Strategic land–use & pedology
Underpinning research on the spatial distribution of soils in the landscape, methods for mapping, modelling and quantifying diversity, and tools and frameworks for ensuring the optimum use of soil and land resources.
S–map is a critically important database for many people in New Zealand. Research includes definition of New Zealand soil families, siblings and functional soil horizons that will be carriers of new soil information in S–map, development of pedotransfer functions to derive new soil attributes from the primary attributes in LRIS, soil–landscape models to cost–effectively map soil variability from enterprise to national scales, and methods to provide access to information tailored to specific needs.
Land evaluation research includes the modelling and mapping of land–use opportunities (using crop–matching models or suitability classifications), management constraints (to identify soil attributes that need management interventions), and on–site or off–site environmental risks of management activities. These data contribute to the evaluation of scenarios to help communities judge the effects of land–use choice and location.
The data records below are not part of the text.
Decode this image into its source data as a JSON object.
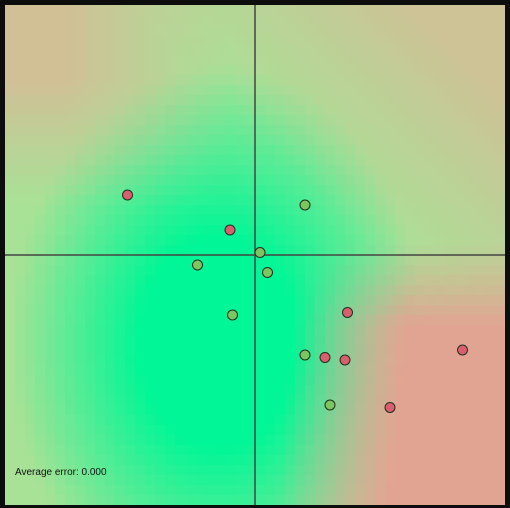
{
  "error_label": "Average error: 0.000",
  "colors": {
    "frame": "#0d0d0d",
    "green_point": "#7cc55f",
    "red_point": "#d95f6e",
    "point_stroke": "#1f2f20",
    "axis": "#444444"
  },
  "points": [
    {
      "x": -0.51,
      "y": 0.24,
      "label": "red"
    },
    {
      "x": -0.1,
      "y": 0.1,
      "label": "red"
    },
    {
      "x": 0.2,
      "y": 0.2,
      "label": "green"
    },
    {
      "x": 0.02,
      "y": 0.01,
      "label": "green"
    },
    {
      "x": -0.23,
      "y": -0.04,
      "label": "green"
    },
    {
      "x": 0.05,
      "y": -0.07,
      "label": "green"
    },
    {
      "x": -0.09,
      "y": -0.24,
      "label": "green"
    },
    {
      "x": 0.37,
      "y": -0.23,
      "label": "red"
    },
    {
      "x": 0.2,
      "y": -0.4,
      "label": "green"
    },
    {
      "x": 0.28,
      "y": -0.41,
      "label": "red"
    },
    {
      "x": 0.36,
      "y": -0.42,
      "label": "red"
    },
    {
      "x": 0.83,
      "y": -0.38,
      "label": "red"
    },
    {
      "x": 0.3,
      "y": -0.6,
      "label": "green"
    },
    {
      "x": 0.54,
      "y": -0.61,
      "label": "red"
    }
  ]
}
Soil and the movement of water
Soils control the transmission of nutrients or contaminants carried by water in the landscape. Research to predict spatially the processes of entry, storage and release of water is used to model catchment hydrology, and the fate of nutrient or contaminants in the environment. Research on the variability of the soil attributes that control water is being used to refine and place bounds of uncertainly on nutrient process models.